« La Voie ferrée au-dessus des nuages » par Li Kunwu

Après le succès d’« Une vie chinoise », récompensé en 2010 par le prix de la BD historique de Blois et le prix Ouest-France-Quai des bulles, sélectionné cette année pour les Eisner awards, et le bel album « Les Pieds bandés », Li Kunwu revient avec un one-shot de 215 pages qui fonctionne sur le principe des précédents : fil directeur autobiographique, dimension historique, volonté de témoigner, réflexion sur la Chine d’hier et d’aujourd’hui. Homme de média autant que de BD, Li Kunwu manifeste un intérêt affirmé pour les objets de culture et s’interroge ici sur l’importance de la mémoire et les enjeux patrimoniaux.

Un récit en emboîtements

Tout part des explorations menées dans le Yunnan par l’auteur qui apprend par hasard l’existence d’un mystérieux cimetière des étrangers, envahi par la végétation et perdu au milieu d’une zone en urbanisation rapide comme la Chine en compte désormais tant. Objet de curiosité, puis rapidement d’une véritable obsession, ce lieu oublié, dont nul ne semble avoir gardé le souvenir, va constituer le fil rouge de l’album.

De prime abord, une lecture superficielle pourrait laisser penser à la narration d’une pérégrination réalisée au hasard, passant d’un objet à un autre. En réalité, il s’agit d’un récit conduit de manière extrêmement ferme. À partir de l’énigme du cimetière, Li Kunwu procède à une série de découvertes : une ligne de chemin de fer offrant des points de vue d’une invraisemblable beauté, un livre de photographies anciennes, un Français du début du siècle et sa famille, une problématique autour de la préservation des sites, une évocation des nouveaux enjeux culturels.

Fidèle à sa démarche d’enquête, Li cherche à en savoir davantage. De musée en archives, d’explorations de terrain en traductions d’ouvrages, de rencontres en réunions, l’auteur tisse peu à peu sa toile qui relie l’histoire passée à l’évolution de la Chine contemporaine.
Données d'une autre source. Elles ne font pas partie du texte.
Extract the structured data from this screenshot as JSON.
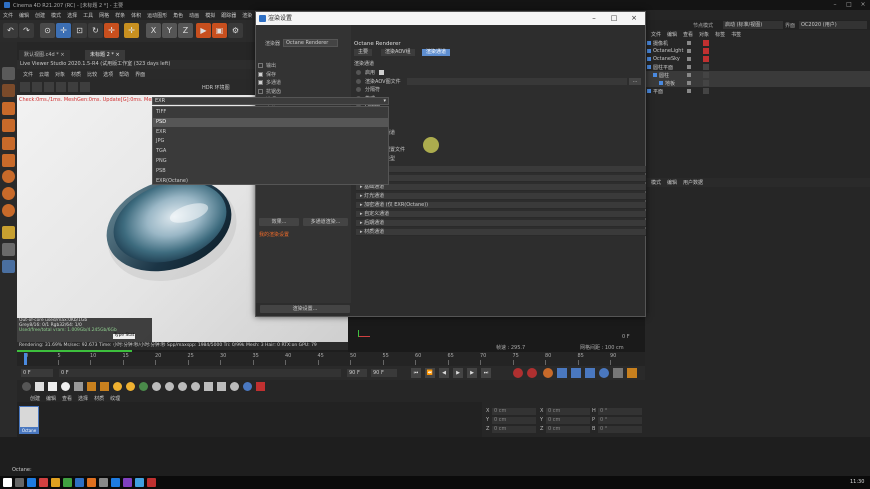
{
  "window": {
    "title": "Cinema 4D R21.207 (RC) - [未标题 2 *] - 主要"
  },
  "menubar": [
    "文件",
    "编辑",
    "创建",
    "模式",
    "选择",
    "工具",
    "网格",
    "样条",
    "体积",
    "运动图形",
    "角色",
    "动画",
    "模拟",
    "跟踪器",
    "渲染",
    "扩展",
    "窗口",
    "帮助"
  ],
  "toolbar": {
    "axis_x": "X",
    "axis_y": "Y",
    "axis_z": "Z"
  },
  "tabs": [
    "默认视图.c4d *",
    "未标题 2 *"
  ],
  "live_viewer": {
    "title": "Live Viewer Studio 2020.1.5-R4 (试用版工作室 (323 days left)",
    "menu": [
      "文件",
      "云端",
      "对象",
      "材质",
      "比较",
      "选项",
      "帮助",
      "界面"
    ],
    "hdr_label": "HDR 环境图",
    "info": "Check:0ms./1ms. MeshGen:0ms. Update[G]:0ms. Mesh:1 Nodes:16 Movable:2 txCached:0"
  },
  "stats": {
    "line1": "Out-of-core used/max:0Kb/1Gb",
    "line2": "Grey8/16: 0/1        Rgb32/64: 1/0",
    "line3": "Used/free/total vram: 1.009Gb/4.245Gb/6Gb",
    "tags": "Type  Stat"
  },
  "rendering_line": "Rendering: 31.69%  Ms/sec: 92.673  Time: 小时:分钟:秒/小时:分钟:秒  Spp/maxspp: 1984/5000  Tri: 0/99k  Mesh: 3  Hair: 0  RTX:on  GPU: 79",
  "timeline": {
    "ticks": [
      "0",
      "5",
      "10",
      "15",
      "20",
      "25",
      "30",
      "35",
      "40",
      "45",
      "50",
      "55",
      "60",
      "65",
      "70",
      "75",
      "80",
      "85",
      "90"
    ],
    "start": "0 F",
    "mid": "0 F",
    "end": "90 F",
    "end2": "90 F",
    "frame_rate": "帧速 : 295.7",
    "zoom": "网格间距 : 100 cm",
    "frame_right": "0 F"
  },
  "material_panel": {
    "menu": [
      "创建",
      "编辑",
      "查看",
      "选择",
      "材质",
      "纹理"
    ],
    "material_name": "Octane"
  },
  "coords": {
    "rows": [
      {
        "axis": "X",
        "pos": "0 cm",
        "axis2": "X",
        "size": "0 cm",
        "axis3": "H",
        "rot": "0 °"
      },
      {
        "axis": "Y",
        "pos": "0 cm",
        "axis2": "Y",
        "size": "0 cm",
        "axis3": "P",
        "rot": "0 °"
      },
      {
        "axis": "Z",
        "pos": "0 cm",
        "axis2": "Z",
        "size": "0 cm",
        "axis3": "B",
        "rot": "0 °"
      }
    ],
    "mode1": "世界坐标",
    "mode2": "缩放比例",
    "apply": "应用"
  },
  "right_panel": {
    "header_menu": [
      "文件",
      "编辑",
      "查看",
      "对象",
      "标签",
      "书签"
    ],
    "layout_label": "节点模式",
    "layout_value": "启动 (标准/视图)",
    "interface_label": "界面",
    "interface_value": "OC2020 (用户)",
    "objects": [
      "摄像机",
      "OctaneLight",
      "OctaneSky",
      "圆柱平面",
      "圆柱",
      "地板",
      "平面"
    ],
    "attr_menu": [
      "模式",
      "编辑",
      "用户数据"
    ]
  },
  "status": {
    "text": "Octane:"
  },
  "taskbar": {
    "time": "11:30"
  },
  "dialog": {
    "title": "渲染设置",
    "renderer_label": "渲染器",
    "renderer_value": "Octane Renderer",
    "tree": [
      {
        "label": "输出",
        "checked": false
      },
      {
        "label": "保存",
        "checked": true
      },
      {
        "label": "多通道",
        "checked": true
      },
      {
        "label": "抗锯齿",
        "checked": false
      },
      {
        "label": "选项",
        "checked": false
      },
      {
        "label": "立体",
        "checked": false
      },
      {
        "label": "Team Render",
        "checked": false
      },
      {
        "label": "材质覆写",
        "checked": false
      },
      {
        "label": "Octane Renderer",
        "checked": false
      }
    ],
    "effect_btn": "效果...",
    "multi_btn": "多通道渲染...",
    "my_settings": "我的渲染设置",
    "footer_btn": "渲染设置...",
    "right": {
      "heading": "Octane Renderer",
      "tabs": [
        "主要",
        "渲染AOV组",
        "渲染通道"
      ],
      "section": "渲染通道",
      "props": [
        {
          "label": "启用"
        },
        {
          "label": "渲染AOV图文件"
        },
        {
          "label": "分隔符"
        },
        {
          "label": "格式"
        },
        {
          "label": "Depth"
        },
        {
          "label": "压缩"
        },
        {
          "label": "显示通道"
        },
        {
          "label": "保存优化通道"
        },
        {
          "label": "多层文件"
        },
        {
          "label": "图像颜色配置文件"
        },
        {
          "label": "色调映射类型"
        }
      ],
      "format_value": "EXR",
      "dropdown_options": [
        "TIFF",
        "PSD",
        "EXR",
        "JPG",
        "TGA",
        "PNG",
        "PSB",
        "EXR(Octane)"
      ],
      "dropdown_selected": "PSD",
      "sections": [
        "信息通道",
        "光照通道",
        "基础通道",
        "灯光通道",
        "加密通道 (仅 EXR(Octane))",
        "自定义通道",
        "后期通道",
        "材质通道"
      ]
    }
  }
}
Au demeurant, quel est le sujet véritable de l’album ? Le titre et le dessin de couverture renvoient bien évidemment à la voie ferrée, mais l’intérêt de l’auteur se porte tout autant sinon davantage vers le cimetière, véritable objet de son enquête, alors que l’album brosse également le tableau des rapports sociaux de la Chine contemporaine et soulève une interrogation aiguë sur l’avenir de la politique culturelle chinoise.

Une prouesse technique

Le sujet principal de l’ouvrage tourne autour d’une voie ferrée. Sillonnant comme il le fait depuis des années, les régions rurales du sud de la Chine, Li Kunwu découvre des tombes sans aucune inscription. Désirant en savoir plus, il se rend au musée des chemins de fer.
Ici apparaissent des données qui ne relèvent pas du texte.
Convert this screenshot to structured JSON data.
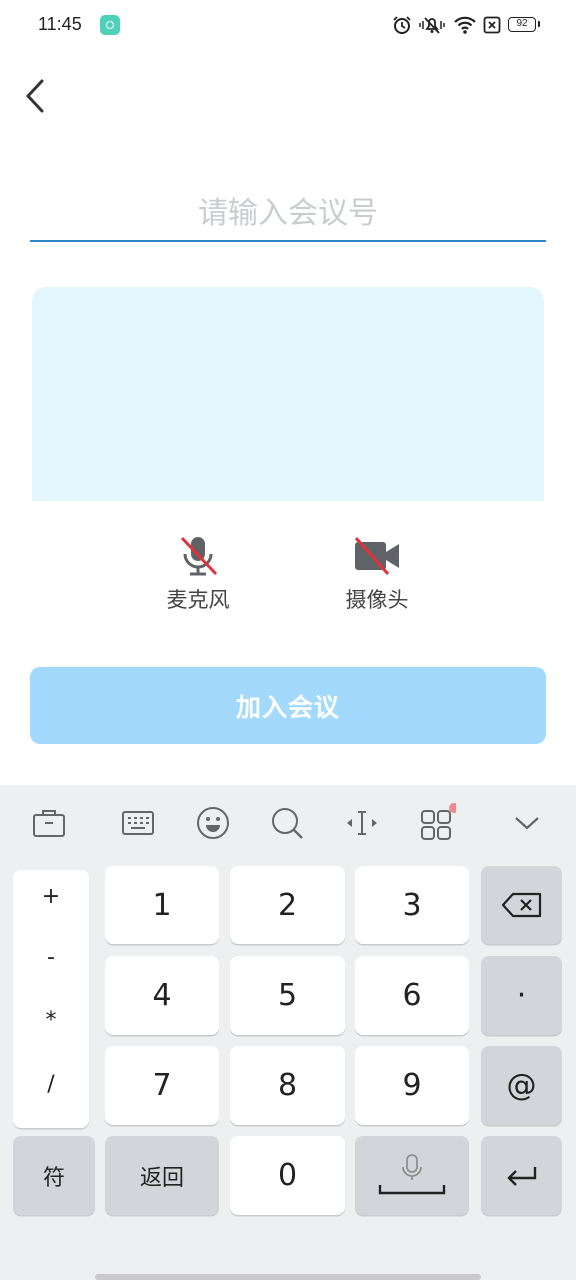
{
  "status_bar": {
    "time": "11:45",
    "battery": "92",
    "icons": [
      "app-notification-icon",
      "alarm-icon",
      "vibrate-icon",
      "wifi-icon",
      "sim-disabled-icon",
      "battery-icon"
    ]
  },
  "header": {
    "back_icon": "chevron-left-icon"
  },
  "meeting_input": {
    "placeholder": "请输入会议号",
    "value": ""
  },
  "preview": {
    "background": "#e3f6fd"
  },
  "controls": {
    "microphone_label": "麦克风",
    "camera_label": "摄像头",
    "muted_color": "#e0323a"
  },
  "join_button": {
    "label": "加入会议",
    "color": "#a2d9fc"
  },
  "keyboard": {
    "toolbar": [
      "toolbox-icon",
      "keyboard-icon",
      "emoji-icon",
      "search-icon",
      "cursor-icon",
      "apps-icon",
      "collapse-icon"
    ],
    "symbols": [
      "+",
      "-",
      "*",
      "/"
    ],
    "rows": [
      [
        "1",
        "2",
        "3"
      ],
      [
        "4",
        "5",
        "6"
      ],
      [
        "7",
        "8",
        "9"
      ]
    ],
    "side_keys": {
      "backspace": "backspace-icon",
      "dot": "·",
      "at": "@",
      "enter": "enter-icon"
    },
    "bottom": {
      "symbols": "符",
      "back": "返回",
      "zero": "0",
      "space": "mic-space-icon"
    }
  }
}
Là il y découvre l’ancienneté de la ligne du Yunnan construite au début du siècle par les Français pour relier Haiphong (Vietnam) à Kumming (Chine). On connaît l’importance des liaisons ferroviaires dans les stratégies impériales du XIXe siècle comme outil de pénétration aussi bien économique que militaire. Cette dimension, présente en filigrane dans le récit, n’occulte cependant en rien l’évocation de la prouesse technique et les enjeux humains d’une telle réalisation. Li Kunwu nous gratifie de superbes vignettes, souvent en pleine page, qui mettent en évidence cette architecture du vertige, réalisée avec des moyens limités, loin des bases arrière, dans des conditions particulièrement éprouvantes pour les hommes (souvent des condamnés de droit commun), les animaux et les machines.

Ce sujet historique captivant, adossé à des sources de qualité, pose une série d’interrogations d’ordre politique, social ou économique, mais renvoie aussi aux relations qui régulaient les rapports entre la Chine et les états européens avant la guerre mondiale.
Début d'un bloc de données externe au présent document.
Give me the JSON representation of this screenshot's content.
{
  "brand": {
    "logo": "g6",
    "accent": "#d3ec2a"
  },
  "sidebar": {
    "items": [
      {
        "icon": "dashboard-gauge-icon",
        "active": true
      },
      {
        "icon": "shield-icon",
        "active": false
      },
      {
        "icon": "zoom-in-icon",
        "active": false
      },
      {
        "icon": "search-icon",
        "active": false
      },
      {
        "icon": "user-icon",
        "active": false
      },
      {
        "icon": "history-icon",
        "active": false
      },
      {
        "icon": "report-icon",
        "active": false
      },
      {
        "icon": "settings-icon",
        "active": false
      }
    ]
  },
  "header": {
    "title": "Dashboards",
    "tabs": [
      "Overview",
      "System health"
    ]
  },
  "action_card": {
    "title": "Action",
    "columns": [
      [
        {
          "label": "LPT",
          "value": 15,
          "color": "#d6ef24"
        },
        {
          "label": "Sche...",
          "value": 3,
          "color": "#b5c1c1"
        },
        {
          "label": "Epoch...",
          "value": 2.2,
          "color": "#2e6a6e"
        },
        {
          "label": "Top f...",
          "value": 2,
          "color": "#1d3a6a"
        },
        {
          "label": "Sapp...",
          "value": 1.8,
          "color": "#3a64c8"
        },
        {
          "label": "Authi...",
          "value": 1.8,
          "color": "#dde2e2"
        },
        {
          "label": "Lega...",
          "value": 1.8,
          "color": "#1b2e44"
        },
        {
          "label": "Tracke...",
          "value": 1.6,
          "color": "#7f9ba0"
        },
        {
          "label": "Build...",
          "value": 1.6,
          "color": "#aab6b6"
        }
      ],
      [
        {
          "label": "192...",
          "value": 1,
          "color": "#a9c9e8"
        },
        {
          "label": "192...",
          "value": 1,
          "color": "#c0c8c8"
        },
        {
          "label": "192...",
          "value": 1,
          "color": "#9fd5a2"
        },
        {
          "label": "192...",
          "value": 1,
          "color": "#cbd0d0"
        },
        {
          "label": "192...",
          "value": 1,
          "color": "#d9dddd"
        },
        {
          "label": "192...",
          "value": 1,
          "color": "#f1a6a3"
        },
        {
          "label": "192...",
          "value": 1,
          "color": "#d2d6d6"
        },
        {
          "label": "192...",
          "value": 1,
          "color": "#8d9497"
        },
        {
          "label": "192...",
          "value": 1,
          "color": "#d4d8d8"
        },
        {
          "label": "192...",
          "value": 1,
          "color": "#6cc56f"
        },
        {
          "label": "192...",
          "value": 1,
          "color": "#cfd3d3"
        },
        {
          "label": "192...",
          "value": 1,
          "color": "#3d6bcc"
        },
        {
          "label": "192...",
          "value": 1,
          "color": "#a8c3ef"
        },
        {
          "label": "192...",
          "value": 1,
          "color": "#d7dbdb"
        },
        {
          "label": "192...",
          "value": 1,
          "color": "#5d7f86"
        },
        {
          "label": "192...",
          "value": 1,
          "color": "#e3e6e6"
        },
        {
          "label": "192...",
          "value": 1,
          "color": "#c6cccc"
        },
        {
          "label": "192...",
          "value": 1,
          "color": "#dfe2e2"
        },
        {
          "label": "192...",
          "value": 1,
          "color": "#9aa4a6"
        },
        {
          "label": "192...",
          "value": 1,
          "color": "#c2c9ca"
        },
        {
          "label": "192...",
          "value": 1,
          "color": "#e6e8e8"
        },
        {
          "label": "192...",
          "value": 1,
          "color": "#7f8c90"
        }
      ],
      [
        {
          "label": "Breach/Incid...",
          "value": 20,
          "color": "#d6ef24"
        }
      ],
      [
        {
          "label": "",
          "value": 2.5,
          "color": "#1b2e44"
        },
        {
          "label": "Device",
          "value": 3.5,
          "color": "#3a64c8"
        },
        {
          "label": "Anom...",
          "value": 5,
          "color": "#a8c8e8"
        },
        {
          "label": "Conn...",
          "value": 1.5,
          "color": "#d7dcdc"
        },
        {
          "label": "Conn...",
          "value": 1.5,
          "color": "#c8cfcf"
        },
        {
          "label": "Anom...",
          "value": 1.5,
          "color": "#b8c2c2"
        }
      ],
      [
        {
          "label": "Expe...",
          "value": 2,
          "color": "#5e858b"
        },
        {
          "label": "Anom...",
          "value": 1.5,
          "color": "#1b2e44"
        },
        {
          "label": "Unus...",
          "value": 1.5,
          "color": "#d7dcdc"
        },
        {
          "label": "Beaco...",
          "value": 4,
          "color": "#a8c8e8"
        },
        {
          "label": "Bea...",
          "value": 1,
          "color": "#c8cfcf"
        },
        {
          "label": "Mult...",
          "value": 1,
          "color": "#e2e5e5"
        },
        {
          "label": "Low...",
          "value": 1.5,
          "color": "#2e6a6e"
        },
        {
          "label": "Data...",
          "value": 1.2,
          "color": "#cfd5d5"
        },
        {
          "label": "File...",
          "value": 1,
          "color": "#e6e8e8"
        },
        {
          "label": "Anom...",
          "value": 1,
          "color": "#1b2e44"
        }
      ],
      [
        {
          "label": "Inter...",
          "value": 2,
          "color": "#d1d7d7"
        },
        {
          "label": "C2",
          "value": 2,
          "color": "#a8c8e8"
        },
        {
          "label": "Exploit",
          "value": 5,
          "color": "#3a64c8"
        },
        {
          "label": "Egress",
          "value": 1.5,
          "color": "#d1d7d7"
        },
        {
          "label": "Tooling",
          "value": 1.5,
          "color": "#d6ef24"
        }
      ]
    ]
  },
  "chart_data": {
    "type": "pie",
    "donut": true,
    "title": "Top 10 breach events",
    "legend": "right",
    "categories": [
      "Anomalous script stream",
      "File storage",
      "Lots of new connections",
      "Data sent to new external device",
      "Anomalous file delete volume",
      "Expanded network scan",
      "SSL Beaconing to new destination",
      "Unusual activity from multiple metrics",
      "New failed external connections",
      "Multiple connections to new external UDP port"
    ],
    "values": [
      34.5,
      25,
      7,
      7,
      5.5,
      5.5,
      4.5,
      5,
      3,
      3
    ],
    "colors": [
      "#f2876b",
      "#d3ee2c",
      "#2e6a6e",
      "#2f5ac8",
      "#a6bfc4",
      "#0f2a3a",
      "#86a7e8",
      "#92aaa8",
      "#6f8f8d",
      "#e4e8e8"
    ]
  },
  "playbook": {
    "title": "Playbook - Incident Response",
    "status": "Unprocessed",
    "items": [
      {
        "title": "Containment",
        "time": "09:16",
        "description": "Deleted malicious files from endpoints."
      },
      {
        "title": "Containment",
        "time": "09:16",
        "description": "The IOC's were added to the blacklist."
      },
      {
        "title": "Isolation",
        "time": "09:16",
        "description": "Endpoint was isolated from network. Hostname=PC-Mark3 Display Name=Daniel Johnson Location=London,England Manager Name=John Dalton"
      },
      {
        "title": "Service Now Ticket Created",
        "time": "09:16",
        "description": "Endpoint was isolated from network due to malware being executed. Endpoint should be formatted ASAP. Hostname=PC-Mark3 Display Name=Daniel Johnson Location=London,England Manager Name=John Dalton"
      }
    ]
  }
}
Le questionnement de l’auteur plus que les sources elles-mêmes, soulève la question des rapports entre Chinois et étrangers, rapport de triangulation qui confronte les experts français, les notables locaux et les ouvriers de toutes origines : aux étrangers la fixation des objectifs et des moyens, aux notables la gestion des travailleurs. Entre incompréhensions et découvertes, les uns et les autres évoluent. À cette première altérité, s’ajoute le prisme d’une lecture contemporaine butant sur les anachronismes, des méprises et des erreurs de jugement que l’auteur ne censure pas.Une humanité

L’enquête est constamment ponctuée de rencontres et les personnages secondaires n’apparaissent jamais négligeables.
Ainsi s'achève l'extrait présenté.